$[X,X]$ is the collection of homotopy equivalences from $X$ to itself, with $X$ a $CW$ complex.
To start, suppose that $X$ is a $1$-dimensional $CW$ complex. As usual, let $\mathcal{M}(X):=Homeo^+(X)/Homeo_0$ be the mapping class group.
For surfaces $\Sigma_g$ with $g \geq 1$, we know that a homotopy equivalence of $X$ with itself is homotopic to some homeomorphism, but there are spaces for which this fails, such as the wedge of two circles. In general, I want to measure how far $[X,X]$ is from $\mathcal{M}(X)$
I know that for any eilenberg-maclane space, $[X,X] \cong Out(\pi_1(X))$, so for any rose, $[X,X] \cong Out(F_n)$, whereas the mapping class group is finite.
$Q1:$ Is $\mathcal{M}(X)$ normal in $[X,X]$, and if so, what can be said of the quotient? Is there a class of spaces that makes $\mathcal{M}(X)$ normal?
$Q2:$ Are there references for this sort of question?
$Q3:$ how about for higher dimensional $CW$ complexes?
I'll turn my comments about the 1-dimensional case into a partial answer addressing only that case, and I'll add a proof that normality fails.

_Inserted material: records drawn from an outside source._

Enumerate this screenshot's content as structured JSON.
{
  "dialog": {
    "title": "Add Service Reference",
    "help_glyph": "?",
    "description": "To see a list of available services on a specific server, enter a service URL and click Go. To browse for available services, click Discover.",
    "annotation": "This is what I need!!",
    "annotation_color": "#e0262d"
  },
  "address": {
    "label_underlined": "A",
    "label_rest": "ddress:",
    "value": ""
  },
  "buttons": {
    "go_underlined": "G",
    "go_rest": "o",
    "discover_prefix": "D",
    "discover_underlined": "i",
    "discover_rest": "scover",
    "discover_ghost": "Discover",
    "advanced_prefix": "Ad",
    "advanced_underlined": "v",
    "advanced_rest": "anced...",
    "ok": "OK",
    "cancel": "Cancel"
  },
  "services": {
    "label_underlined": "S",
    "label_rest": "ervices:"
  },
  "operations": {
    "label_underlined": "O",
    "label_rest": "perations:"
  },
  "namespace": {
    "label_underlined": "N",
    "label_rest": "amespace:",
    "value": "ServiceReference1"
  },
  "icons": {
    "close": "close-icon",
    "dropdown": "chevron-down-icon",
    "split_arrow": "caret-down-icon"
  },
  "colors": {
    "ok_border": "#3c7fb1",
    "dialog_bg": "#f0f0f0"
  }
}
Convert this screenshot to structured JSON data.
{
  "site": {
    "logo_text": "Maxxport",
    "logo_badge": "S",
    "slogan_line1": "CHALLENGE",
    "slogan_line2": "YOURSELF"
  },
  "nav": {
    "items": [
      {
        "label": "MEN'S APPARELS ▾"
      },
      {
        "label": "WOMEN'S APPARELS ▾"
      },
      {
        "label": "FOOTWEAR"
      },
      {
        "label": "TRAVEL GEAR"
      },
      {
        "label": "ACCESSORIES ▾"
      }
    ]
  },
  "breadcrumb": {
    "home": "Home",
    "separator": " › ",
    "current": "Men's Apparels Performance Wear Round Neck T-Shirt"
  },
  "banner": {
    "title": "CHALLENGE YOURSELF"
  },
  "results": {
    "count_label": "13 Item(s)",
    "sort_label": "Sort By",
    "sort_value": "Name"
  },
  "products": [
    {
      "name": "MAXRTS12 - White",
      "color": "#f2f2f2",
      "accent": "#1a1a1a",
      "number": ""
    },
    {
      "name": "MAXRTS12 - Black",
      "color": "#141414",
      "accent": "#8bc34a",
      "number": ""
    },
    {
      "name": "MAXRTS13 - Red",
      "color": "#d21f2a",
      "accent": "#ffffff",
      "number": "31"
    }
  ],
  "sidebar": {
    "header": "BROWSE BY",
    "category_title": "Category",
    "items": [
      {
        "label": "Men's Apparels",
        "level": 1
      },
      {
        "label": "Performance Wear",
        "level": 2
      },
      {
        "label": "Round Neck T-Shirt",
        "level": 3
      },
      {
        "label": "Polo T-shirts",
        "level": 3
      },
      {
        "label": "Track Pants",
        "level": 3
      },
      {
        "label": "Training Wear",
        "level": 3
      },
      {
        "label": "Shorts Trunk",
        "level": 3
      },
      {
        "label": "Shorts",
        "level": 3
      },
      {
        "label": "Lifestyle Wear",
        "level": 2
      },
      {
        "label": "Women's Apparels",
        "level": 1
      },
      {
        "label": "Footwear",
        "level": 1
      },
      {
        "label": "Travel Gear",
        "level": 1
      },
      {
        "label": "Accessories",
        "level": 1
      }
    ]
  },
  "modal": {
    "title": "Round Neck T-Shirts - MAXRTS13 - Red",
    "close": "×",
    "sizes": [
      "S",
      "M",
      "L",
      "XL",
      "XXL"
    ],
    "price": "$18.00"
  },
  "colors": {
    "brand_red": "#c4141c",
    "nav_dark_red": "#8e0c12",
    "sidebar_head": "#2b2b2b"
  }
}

When $X$ is a 1-dimensional CW complex, also known to topologists as a "graph", then calculation of the mapping class group $\mathcal{M}(X)$ can be reduced to a discrete problem. Let $\mathcal{E}$ be the set of oriented edges; let $r : \mathcal{E} \to \mathcal{E}$ be the involution that reverses orientation; let $V$ be the set of vertices, and let $i : \mathcal{E} \to V$ be the map which assigns to each oriented edge its initial vertex. Then $\mathcal{M}$ is isomorphic to the group of permutations $\sigma$ of the disjoint union $\mathcal{E} \coprod V$ such that $\sigma(\mathcal{E})=\mathcal{E}$, $\sigma \circ r = r \circ \sigma$, and $\sigma \circ i = i \circ \sigma$. The proof of this boils down to the 1-dimensional version of a theorem of Alexander: every homeomorphism of $[0,1]$ that fixes $0$ and $1$ is isotopic to the identity.
To address the question of normality, the image of the natural homomorphism $\mathcal{M}(X) \to [X,X]$ is not a normal subgroup. One way to see this is to use two facts: the group $[X,X]$ acts on the set of conjugacy classes of the free group $\pi_1(X)$; and every conjugacy class is uniquely represented by a "circuit" in $X$, meaning a cyclically ordered sequence of edges without cancellation, modulo cyclic permutation. When $X$ is a finite graph, it contains only finitely many embedded circuits, corresponding to a finite set of conjugacy classes that is invariant under $\mathcal{M}(X)$. But $[X,X]$ contains an element $\Phi$ which takes an embedded circuit to a non-embedded circuit (up to homotopy), hence $$\Phi \mathcal{M}(X) \Phi^{-1} \ne \mathcal{M}(X) $$
In fact if $X$ has rank $\ge 3$ one can show that $[X,X]$ contains an element $\Phi$ that has no periodic conjugacy classes. If $X$ has rank $2$, then the conjugacy class of $aba^{-1}b^{-1}$ is periodic for every element of $[X,X]$, and similarly for $ab^{-1}a^{-1}b$, and for the inverses of those two, and for all their powers. However, all you have to do is to take one embedded circuit in $X$ and find one $\Phi \in [X,X]$ which takes that embedded circuit to a nonembedded one, and that's pretty straightforward.
By the way, I like this normality question, I'm going to make it an exercise in my $\text{Out}(F_n)$ book.